En la formalidad y la informalidad se originaron sectores económicos paralelos, jerarquías sociales paralelas y estructuras institucionales paralelas, lo que provocó un orden económico, social, político y cultural mucho más heterogéneo, que gira en tono a la división de la riqueza y la pobreza, de la integra­ción y la exclusión. Surgió una institucionalidad formal e informal con lógica, moralidad y sanciones propias: el orden reglamentado de la eco­nomía y sociedad informal a diferencia de la anarquía disfrazada en la pobreza, la informalidad y la exclusión social.

La economía y la sociedad informales generan, asimismo, brechas demográficas y una desintegración de la estructura de las familias. América Central, cuyas sociedades se ven atormentadas por la pobreza y por los efectos de sus guerras internas, tal vez representa el ejemplo más tajante de tales rupturas.

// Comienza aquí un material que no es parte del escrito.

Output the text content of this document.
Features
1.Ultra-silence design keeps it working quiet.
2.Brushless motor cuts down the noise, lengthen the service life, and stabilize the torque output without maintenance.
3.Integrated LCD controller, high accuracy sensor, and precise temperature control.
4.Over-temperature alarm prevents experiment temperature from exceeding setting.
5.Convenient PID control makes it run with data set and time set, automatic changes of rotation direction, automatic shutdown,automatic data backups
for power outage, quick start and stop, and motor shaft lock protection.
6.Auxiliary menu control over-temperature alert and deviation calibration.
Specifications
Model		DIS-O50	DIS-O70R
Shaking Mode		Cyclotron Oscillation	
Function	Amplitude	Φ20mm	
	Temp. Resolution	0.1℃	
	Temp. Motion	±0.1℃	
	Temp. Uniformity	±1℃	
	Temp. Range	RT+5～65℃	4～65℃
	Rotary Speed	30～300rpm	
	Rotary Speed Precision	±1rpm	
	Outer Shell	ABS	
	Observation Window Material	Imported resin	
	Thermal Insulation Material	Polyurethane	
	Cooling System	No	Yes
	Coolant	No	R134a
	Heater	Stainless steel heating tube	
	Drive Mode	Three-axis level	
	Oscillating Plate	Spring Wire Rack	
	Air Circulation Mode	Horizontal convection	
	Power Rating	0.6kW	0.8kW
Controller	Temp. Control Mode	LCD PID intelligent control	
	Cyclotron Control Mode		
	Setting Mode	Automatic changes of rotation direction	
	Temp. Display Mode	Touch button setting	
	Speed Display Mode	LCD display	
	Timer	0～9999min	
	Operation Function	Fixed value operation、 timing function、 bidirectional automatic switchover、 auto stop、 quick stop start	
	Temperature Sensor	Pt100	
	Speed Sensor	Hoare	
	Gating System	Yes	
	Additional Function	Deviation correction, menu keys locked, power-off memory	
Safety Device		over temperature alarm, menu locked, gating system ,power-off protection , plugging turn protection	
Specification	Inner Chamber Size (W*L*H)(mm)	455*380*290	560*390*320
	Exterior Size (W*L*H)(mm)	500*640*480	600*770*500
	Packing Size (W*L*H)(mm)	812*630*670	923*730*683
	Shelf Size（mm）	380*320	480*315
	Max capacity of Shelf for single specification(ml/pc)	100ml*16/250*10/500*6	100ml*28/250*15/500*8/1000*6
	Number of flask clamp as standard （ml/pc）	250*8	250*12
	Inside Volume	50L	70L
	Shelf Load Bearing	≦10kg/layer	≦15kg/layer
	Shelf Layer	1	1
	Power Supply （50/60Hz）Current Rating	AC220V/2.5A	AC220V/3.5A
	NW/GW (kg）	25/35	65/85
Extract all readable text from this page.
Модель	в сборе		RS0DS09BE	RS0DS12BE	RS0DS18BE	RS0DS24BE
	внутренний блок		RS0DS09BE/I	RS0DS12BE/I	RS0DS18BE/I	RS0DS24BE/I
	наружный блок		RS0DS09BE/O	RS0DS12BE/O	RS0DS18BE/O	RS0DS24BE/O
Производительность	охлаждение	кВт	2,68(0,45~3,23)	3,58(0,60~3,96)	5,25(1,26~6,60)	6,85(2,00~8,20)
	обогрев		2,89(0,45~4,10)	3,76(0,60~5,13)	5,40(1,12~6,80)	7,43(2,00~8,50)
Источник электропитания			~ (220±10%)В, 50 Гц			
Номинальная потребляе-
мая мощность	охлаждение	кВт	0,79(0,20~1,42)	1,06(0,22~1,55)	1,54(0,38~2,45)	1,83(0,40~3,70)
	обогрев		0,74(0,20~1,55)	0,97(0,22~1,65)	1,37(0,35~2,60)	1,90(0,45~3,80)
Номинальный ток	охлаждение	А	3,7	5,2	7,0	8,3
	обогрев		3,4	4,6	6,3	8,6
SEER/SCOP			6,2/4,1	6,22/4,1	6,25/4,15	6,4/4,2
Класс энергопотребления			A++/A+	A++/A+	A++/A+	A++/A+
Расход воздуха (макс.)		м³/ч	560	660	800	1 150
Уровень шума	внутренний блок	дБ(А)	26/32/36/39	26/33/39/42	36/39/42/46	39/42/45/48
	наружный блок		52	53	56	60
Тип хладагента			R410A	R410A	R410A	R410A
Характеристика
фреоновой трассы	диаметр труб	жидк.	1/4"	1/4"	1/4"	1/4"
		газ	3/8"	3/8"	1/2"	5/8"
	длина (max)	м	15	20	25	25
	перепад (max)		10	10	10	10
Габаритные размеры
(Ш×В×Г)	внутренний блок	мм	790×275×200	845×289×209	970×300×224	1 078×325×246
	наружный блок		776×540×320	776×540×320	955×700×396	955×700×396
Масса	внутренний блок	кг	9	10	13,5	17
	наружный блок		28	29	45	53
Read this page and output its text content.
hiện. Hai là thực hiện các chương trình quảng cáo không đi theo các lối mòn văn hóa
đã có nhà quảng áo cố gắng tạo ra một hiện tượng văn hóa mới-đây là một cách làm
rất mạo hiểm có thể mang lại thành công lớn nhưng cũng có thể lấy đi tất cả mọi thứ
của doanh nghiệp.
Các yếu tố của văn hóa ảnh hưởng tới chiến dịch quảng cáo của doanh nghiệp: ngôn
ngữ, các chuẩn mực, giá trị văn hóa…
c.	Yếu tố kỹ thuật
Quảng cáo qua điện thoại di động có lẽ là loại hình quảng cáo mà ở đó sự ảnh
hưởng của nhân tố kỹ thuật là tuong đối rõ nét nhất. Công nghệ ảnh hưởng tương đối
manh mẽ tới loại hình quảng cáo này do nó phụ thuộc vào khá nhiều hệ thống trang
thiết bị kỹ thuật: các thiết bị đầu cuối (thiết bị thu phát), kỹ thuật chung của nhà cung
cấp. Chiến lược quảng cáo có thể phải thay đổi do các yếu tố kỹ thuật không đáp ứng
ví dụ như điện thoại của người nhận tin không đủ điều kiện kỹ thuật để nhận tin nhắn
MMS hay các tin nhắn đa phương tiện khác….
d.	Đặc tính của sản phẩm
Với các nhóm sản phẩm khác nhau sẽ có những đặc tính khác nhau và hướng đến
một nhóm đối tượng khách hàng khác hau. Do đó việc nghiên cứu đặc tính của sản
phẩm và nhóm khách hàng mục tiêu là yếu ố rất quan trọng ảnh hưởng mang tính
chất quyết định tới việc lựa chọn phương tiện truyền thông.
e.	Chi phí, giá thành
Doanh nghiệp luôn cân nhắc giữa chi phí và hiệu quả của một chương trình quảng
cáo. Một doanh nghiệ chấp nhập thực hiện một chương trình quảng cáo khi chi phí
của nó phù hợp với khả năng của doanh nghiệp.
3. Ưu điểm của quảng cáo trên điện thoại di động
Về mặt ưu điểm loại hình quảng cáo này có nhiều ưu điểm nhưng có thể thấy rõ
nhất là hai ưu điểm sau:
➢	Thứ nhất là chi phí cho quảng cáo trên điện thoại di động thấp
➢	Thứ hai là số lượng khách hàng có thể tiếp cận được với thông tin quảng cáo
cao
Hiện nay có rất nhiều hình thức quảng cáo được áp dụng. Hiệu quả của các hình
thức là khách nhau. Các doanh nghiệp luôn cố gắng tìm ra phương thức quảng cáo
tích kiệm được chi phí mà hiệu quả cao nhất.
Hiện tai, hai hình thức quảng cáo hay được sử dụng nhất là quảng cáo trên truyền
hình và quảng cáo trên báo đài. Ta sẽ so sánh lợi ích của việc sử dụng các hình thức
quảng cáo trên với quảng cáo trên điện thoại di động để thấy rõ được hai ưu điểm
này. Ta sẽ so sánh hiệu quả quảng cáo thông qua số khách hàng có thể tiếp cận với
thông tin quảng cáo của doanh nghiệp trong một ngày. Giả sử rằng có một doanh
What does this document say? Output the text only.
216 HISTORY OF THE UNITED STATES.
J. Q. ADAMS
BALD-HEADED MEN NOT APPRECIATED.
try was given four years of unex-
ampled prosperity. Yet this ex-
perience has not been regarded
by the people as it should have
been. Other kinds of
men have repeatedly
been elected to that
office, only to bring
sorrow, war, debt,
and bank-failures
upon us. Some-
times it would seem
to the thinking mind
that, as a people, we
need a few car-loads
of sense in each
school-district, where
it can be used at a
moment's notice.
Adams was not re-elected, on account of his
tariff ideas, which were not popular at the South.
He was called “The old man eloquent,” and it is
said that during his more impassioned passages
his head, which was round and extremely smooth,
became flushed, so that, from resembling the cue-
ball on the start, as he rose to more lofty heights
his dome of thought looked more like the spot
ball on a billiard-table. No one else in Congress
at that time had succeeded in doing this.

Un nuevo modelo de desarrollo regional, (2002) presenta un panorama de los procesos migratorios tanto internos como exter­nos de los países centroamericanos: el desplazamiento interno de los refugiados por la violencia de las guerras civiles y la migración extra­rregional, de hecho un éxodo hacia México y Estados Unidos.

De los 30 millones de centroamericanos, 1.13 millones viven ahora de forma permanente en Estados Unidos; 40% de ellos proviene de El Salvador. Juan Pablo Pérez Sáinz complementa este esbozo con un análisis más preciso de la dependen­cia familiar de las remesas, en virtud de la reducción estructural del mercado de trabajo centroamericano, las tasas de desempleo de muje­res y jóvenes, el monto de las familias en quiebra y la desesperación de los familiares que permanecieron en el país mientras los miembros masculinos salieron al exterior por la imposibilidad de adquirir un ingreso en el mercado laboral interno.

Este efecto de la pobreza y la exclusión está provocando un des­borde popular, para usar las palabras proféticas del antropólogo peruano Matos Mar. El nuevo rostro del Perú en la década de 1980, predijo la desins­titucionalización de las estructuras sociales tradicionales de la socie­dad capitalina y nacional y la emergencia de una sociedad urbana cualitativamente nueva con base en el papel de los pobladores de las barriadas y los migrantes en barrios de invasión. Predijo también el nacimiento tímido de una diversidad de nuevas organizaciones que pretenderían representar a los empresarios informales y los autoem­pleados, como son las cámaras regionales de los artesanos y los co­medores populares en las barriadas de la Lima metropolitana.

Todas esas organizaciones tienen en común la relación ambivalente de depender de instituciones profesionales de desarrollo como las fun­daciones religiosas y eclesiásticas, las ONG, donantes extranjeros, bancos privados filantrópicos y de la financiación de gobiernos mu­nicipales y nacionales.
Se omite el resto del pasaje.